Das Umweltministerium halte e-Fuels in Pkw mit Blick auf Verfügbarkeit und Effizienz "genau wie die Unterzeichnerstaaten nicht für zielführend". Hintergrund ist der Widerstand des noch geschäftsführenden Verkehrsministers Andreas Scheuer (CSU). Er hatte dem Vorstoß zuvor schon eine Absage erteilt. Die Erklärung berücksichtige den Antrieb mit synthetischen Kraftstoffen nicht, rügte er. Deshalb sei sein Ministerium dagegen.
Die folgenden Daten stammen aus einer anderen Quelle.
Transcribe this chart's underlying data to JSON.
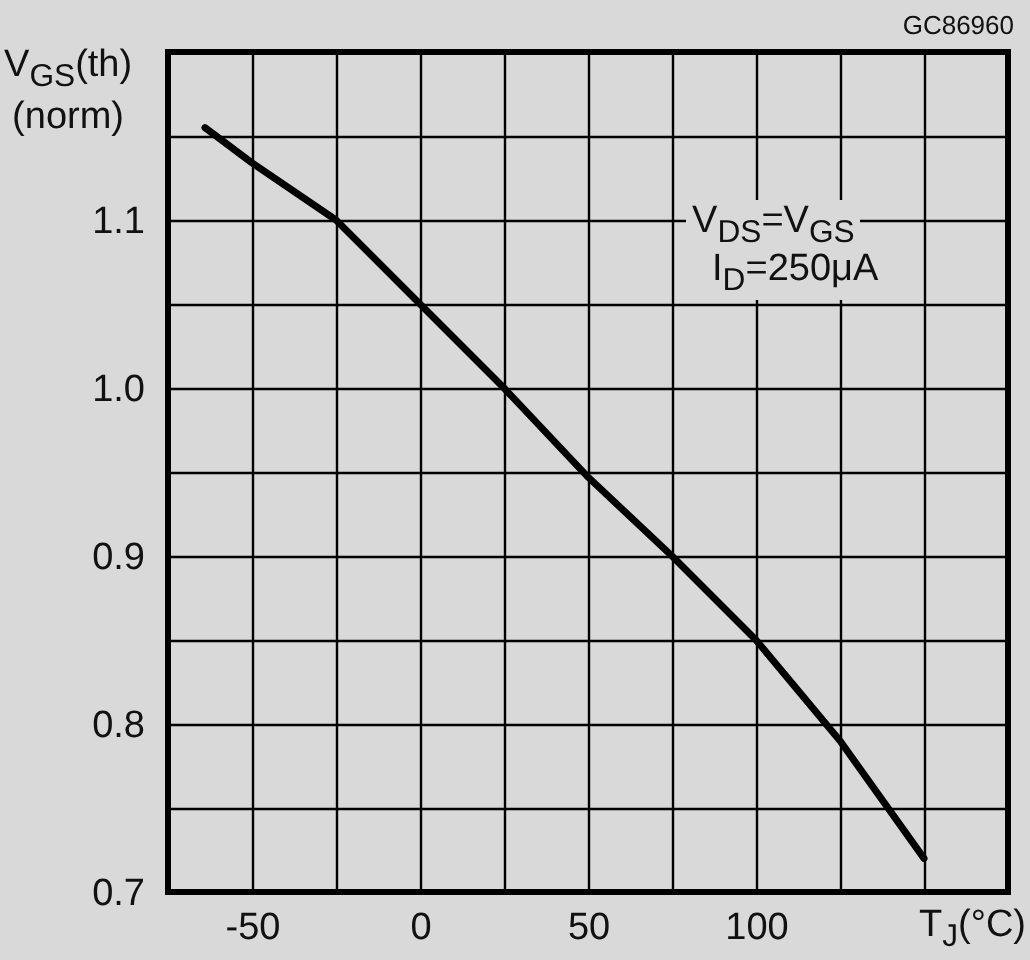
{
  "chart_data": {
    "type": "line",
    "ylabel": "V$_{GS}$(th)\n(norm)",
    "xlabel": "T$_{J}$(°C)",
    "annotations": [
      "GC86960",
      "V$_{DS}$=V$_{GS}$",
      "I$_{D}$=250μA"
    ],
    "x": [
      -64,
      -50,
      -25,
      0,
      25,
      50,
      75,
      100,
      125,
      150
    ],
    "series": [
      {
        "color": "#000000",
        "values": [
          1.155,
          1.134,
          1.1,
          1.05,
          1.0,
          0.947,
          0.9,
          0.85,
          0.79,
          0.72
        ]
      }
    ],
    "xlim": [
      -75,
      175
    ],
    "xticks": [
      {
        "value": -75,
        "label": null
      },
      -50,
      {
        "value": -25,
        "label": null
      },
      0,
      {
        "value": 25,
        "label": null
      },
      50,
      {
        "value": 75,
        "label": null
      },
      100,
      {
        "value": 125,
        "label": null
      },
      {
        "value": 150,
        "label": null
      },
      {
        "value": 175,
        "label": null
      }
    ],
    "ylim": [
      0.7,
      1.2
    ],
    "yticks": [
      0.7,
      {
        "value": 0.75,
        "label": null
      },
      0.8,
      {
        "value": 0.85,
        "label": null
      },
      0.9,
      {
        "value": 0.95,
        "label": null
      },
      {
        "value": 1,
        "label": "1.0"
      },
      {
        "value": 1.05,
        "label": null
      },
      1.1,
      {
        "value": 1.15,
        "label": null
      },
      {
        "value": 1.2,
        "label": null
      }
    ],
    "grid": true,
    "line_style": "solid",
    "marker": "none"
  }
}
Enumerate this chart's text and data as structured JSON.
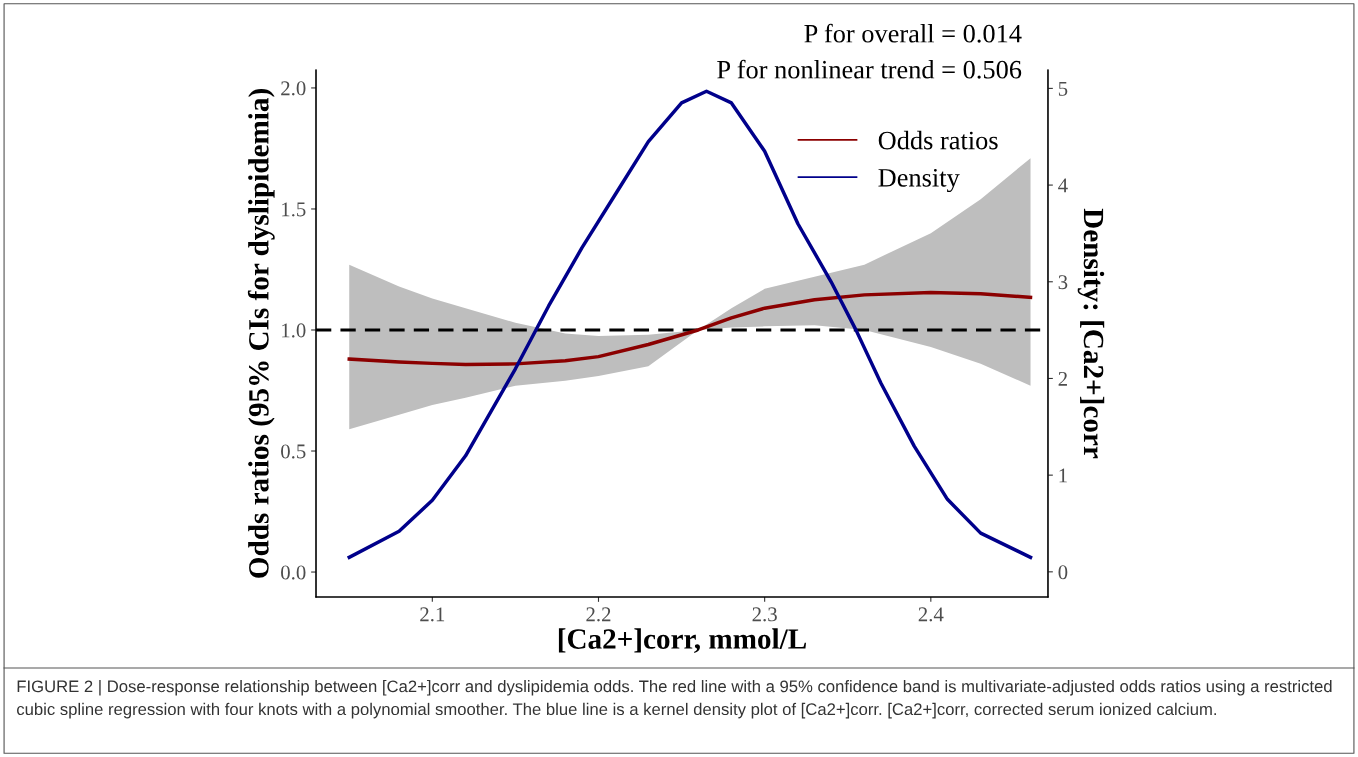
{
  "chart_data": {
    "type": "line",
    "xlabel": "[Ca2+]corr, mmol/L",
    "ylabel": "Odds ratios (95% CIs for dyslipidemia)",
    "y2label": "Density: [Ca2+]corr",
    "xlim": [
      2.03,
      2.4705
    ],
    "xticks": [
      2.1,
      2.2,
      2.3,
      2.4
    ],
    "ylim": [
      -0.103,
      2.074
    ],
    "yticks": [
      {
        "value": 0,
        "label": "0.0"
      },
      0.5,
      {
        "value": 1,
        "label": "1.0"
      },
      1.5,
      {
        "value": 2,
        "label": "2.0"
      }
    ],
    "y2lim": [
      -0.26,
      5.19
    ],
    "y2ticks": [
      0,
      1,
      2,
      3,
      4,
      5
    ],
    "grid": false,
    "legend": "top right",
    "line_style": "solid",
    "marker": "none",
    "series": [
      {
        "name": "Odds ratios",
        "color": "#8b0000",
        "x": [
          2.05,
          2.08,
          2.1,
          2.12,
          2.15,
          2.18,
          2.2,
          2.23,
          2.26,
          2.28,
          2.3,
          2.33,
          2.36,
          2.4,
          2.43,
          2.46
        ],
        "values": [
          0.88,
          0.868,
          0.862,
          0.857,
          0.86,
          0.873,
          0.89,
          0.94,
          1.0,
          1.05,
          1.09,
          1.125,
          1.145,
          1.155,
          1.15,
          1.135
        ],
        "lower": [
          0.59,
          0.65,
          0.69,
          0.72,
          0.77,
          0.79,
          0.81,
          0.85,
          1.0,
          1.01,
          1.015,
          1.02,
          1.0,
          0.93,
          0.86,
          0.77
        ],
        "upper": [
          1.27,
          1.18,
          1.13,
          1.09,
          1.03,
          0.985,
          0.975,
          0.98,
          1.0,
          1.09,
          1.17,
          1.22,
          1.27,
          1.4,
          1.54,
          1.71
        ]
      },
      {
        "name": "Density",
        "color": "#00008b",
        "axis": "y2",
        "x": [
          2.05,
          2.08,
          2.1,
          2.12,
          2.15,
          2.17,
          2.19,
          2.21,
          2.23,
          2.25,
          2.265,
          2.28,
          2.3,
          2.32,
          2.34,
          2.355,
          2.37,
          2.39,
          2.41,
          2.43,
          2.46
        ],
        "values": [
          0.15,
          0.42,
          0.74,
          1.2,
          2.1,
          2.75,
          3.35,
          3.9,
          4.45,
          4.85,
          4.97,
          4.85,
          4.35,
          3.6,
          3.0,
          2.5,
          1.95,
          1.3,
          0.75,
          0.4,
          0.15
        ]
      }
    ],
    "ref_lines": [
      {
        "axis": "y",
        "value": 1,
        "color": "#000000",
        "line_style": "dashed"
      }
    ],
    "annotations": [
      "P for overall = 0.014",
      "P for nonlinear trend = 0.506",
      "FIGURE 2 | Dose-response relationship between [Ca2+]corr and dyslipidemia odds. The red line with a 95% confidence band is multivariate-adjusted odds ratios using a restricted cubic spline regression with four knots with a polynomial smoother. The blue line is a kernel density plot of [Ca2+]corr. [Ca2+]corr, corrected serum ionized calcium."
    ]
  }
}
Andreas Scheuer (CSU), Bundesminister für Verkehr und digitale Infrastruktur.
Andreas Scheuer (CSU), Bundesminister für Verkehr und digitale Infrastruktur. © Kay Nietfeld/dpa

10.33 Uhr: UN-Klimagipfel: Entwurf für Abschlusserklärung fordert Kohleausstieg

Ein neuer Entwurf der Abschlusserklärung für die Weltklimakonferenz ruft die etwa 200 Staaten dazu auf, den Ausstieg aus der Kohle zu beschleunigen und auch Subventionen für Kohle, Gas und Öl zu streichen. Weiter heißt es in dem am frühen Mittwochmorgen veröffentlichten Dokument, dass der Ausstoß klimaschädlicher Treibhausgase schnell, stark und nachhaltig gedrosselt werden muss, und zwar um 45 Prozent bis 2030 und auf netto Null bis zur Mitte des Jahrhunderts. Anders lasse sich die Erderwärmung nicht wie angestrebt auf 1,5 Grad im Vergleich zur vorindustriellen Zeit begrenzen. Die Staaten werden daher aufgefordert, bis Ende 2022 ihre bei den UN eingereichten nationalen Pläne zum Klimaschutz für die Zeit bis 2030 "zu überprüfen und zu stärken".

Weiter heißt es, man sei "alarmiert und besorgt", dass menschliche Aktivitäten schon jetzt den Planeten um etwa 1,1 Grad aufgeheizt hätten und die Folgen schon in jeder Region spürbar seien. Betont wird die Dringlichkeit, noch in dieser "kritischen Dekade" schneller und ehrgeiziger beim Klimaschutz voranzukommen, aber auch bei der Anpassung an Klimaschäden und der Finanzierung von Klimahilfen. In diesem Zusammenhang sei es "sehr besorgniserregend", dass die derzeitigen Hilfen zur Anpassung an die Erderwärmung für arme Länder unzureichend seien. Die Industriestaaten werden in dem Dokument aufgefordert, ihre Gelder für die Klimaanpassung "mindestens zu verdoppeln".

Greenpeace-Chefin Jennifer Morgan reagierte mit scharfer Kritik auf den Entwurf. Dies sei kein Plan zur Lösung der Klimakrise.